At some point in this modern era, the response to “how are you?” in the winter has gone from the polite pleasantry of platitudes like “I am doing just fine, family’s in good health, and we are waiting for the snow to melt,” to “good, but busy.” Back then, spouses didn’t have “calendar meetings” where they woke early — before the kids — to grab a coffee and sit with a calendar to lay out the next six to 10 weeks of weekend scheduling for hockey games, ski trips, wrestling tournaments, basketball games, play practices, work trips, visiting relatives and appliance shopping. No, life back then was more predictable; routine and ritual set the daily pace.
Winter is traditionally supposed to be the slow time of year, the time when we all get a little reprieve. The ground is covered, there’s no garden, no wood cutting, no tilling. Time to step back. But winter in the Methow has turned into a recreational playground for a vast number of people who live here, including myself. In fact, I spend more time away outside of the house in the winter than other seasons.
No longer is winter a sleepy time. It’s an active, fun-filled, and vibrant time where energy and adrenaline run high.

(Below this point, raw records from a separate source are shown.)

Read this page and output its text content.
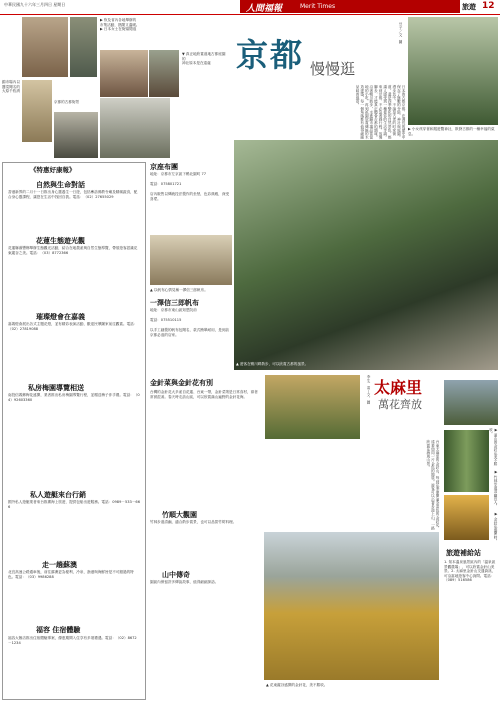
中華民國九十六年三月四日 星期日	人間福報	Merit Times	旅遊 12
▶ 恢及省內各地舉辦的
市集活動，熱鬧又溫暖。
▶ 日本女士在街頭閒逛
▼ 真正地欣賞道地古都庭園的
神社原本是在遠處
錦市場內以醬菜聞名的大原千枚漬
京都的古都街景
京都 慢慢逛
豆子／文．圖
▶ 小女孩穿著和服遊覽神社，散發古都的一種幸福的氣息。
日本的古都京都，在漫長的歷史中保存了無數的寺院、神社與庭園。漫步其中，不論是古老的町家街道，還是四季變化的自然景色，都讓人感受到一種從容的生活步調。來到京都，不必急著趕行程，放慢腳步，才能真正體會古都的韻味。沿著鴨川散步，走進錦市場品嘗當地的小吃，再到祇園欣賞傳統的木造建築，每一個角落都有值得細細品味的風景。
《特惠好康報》
自然與生命對話
香港新界的二月十一日推出身心靈養生一日遊，包括參訪佛教寺廟及精緻蔬食，配合身心靈課程，讓您在生活中找回自我。電話：（02）27655029
花蓮生態遊光觀
花蓮縣壽豐鄉舉辦生態觀光活動，結合在地農產與自然生態導覽，帶領遊客認識花東縱谷之美。電話：（03）8772366
璀璨燈會在嘉義
嘉義燈會展出各式主題花燈，並有精彩表演活動，歡迎民眾闔家前往觀賞。電話：（02）27819088
私房梅園導覽相送
南投信義鄉梅花盛開，業者推出私房梅園導覽行程，並贈送梅子伴手禮。電話：（04）92603360
私人遊艇來台行銷
國外私人遊艇業者來台推廣海上旅遊，提供包船出遊服務。電話：0989－533－666
走一趟蘇澳
北宜高速公路通車後，前往蘇澳更為便利，冷泉、漁港與海鮮皆是不可錯過的特色。電話：（03）9986288
福容 住宿體驗
福容大飯店推出住宿體驗專案，優惠期間入住享有多項禮遇。電話：（02）8672－1234
京座布團
地址：京都市左京區下鴨北園町 77
電話：075801721
店內販售以傳統技法製作的坐墊，色彩典雅，深受喜愛。
▲ 以帆布心情見稱一澤信三郎帆布。
一澤信三郎帆布
地址：京都市東山區知恩院前
電話：075510115
以手工縫製的帆布包聞名，款式簡單耐用，是到訪京都必逛的店家。
▲ 遊客在鴨川畔散步，可以欣賞古都的風景。
金針菜與金針花有別
台灣的金針花大多產自花蓮、台東一帶，金針菜則是日常食材，兩者常被混淆。春天時走訪山區，可以欣賞滿山遍野的金針花海。
竹順大觀園
竹林步道清幽，適合散步賞景，也可以品嘗竹筍料理。
山中傳奇
園區內保留許多傳說故事，值得細細探訪。
太麻里
萬花齊放
李生．黃丨文．圖
台東太麻里的金針山，每到花季便開滿金黃色的金針花，遠看如同一片金色的地毯。遊客可以沿著步道上山，一路欣賞花海與山景。	▶ 滿山的金針花美不勝收。
▶ 竹林步道清幽宜人。
▶ 金針花盛開時。
▲ 花東縱谷盛開的金針花，美不勝收。
旅遊補給站
1. 知本溫泉風景區內的「溫泉區景觀農場」，可以欣賞金針山美景。2. 太麻里金針山交通資訊，可洽當地遊客中心詢問。電話：（089）516586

On any given weekend through the valley, there are hundreds of people slapping on skis, boring into ice, stomping in snow shoes, gliding down slopes, twirling on the rink, slapping pucks, or jumping on sleds. There are more winter gadgets and gear being developed and marketed all the time to make being outside more comfortable and fun. It’s almost comical when you step back and picture all the people doing the various snow sports across the landscape. We have one more good month of true winter before the spring chores start to emerge under the snow pack and we enter the next “busy season.” From what I can tell, every season is just plain busy now.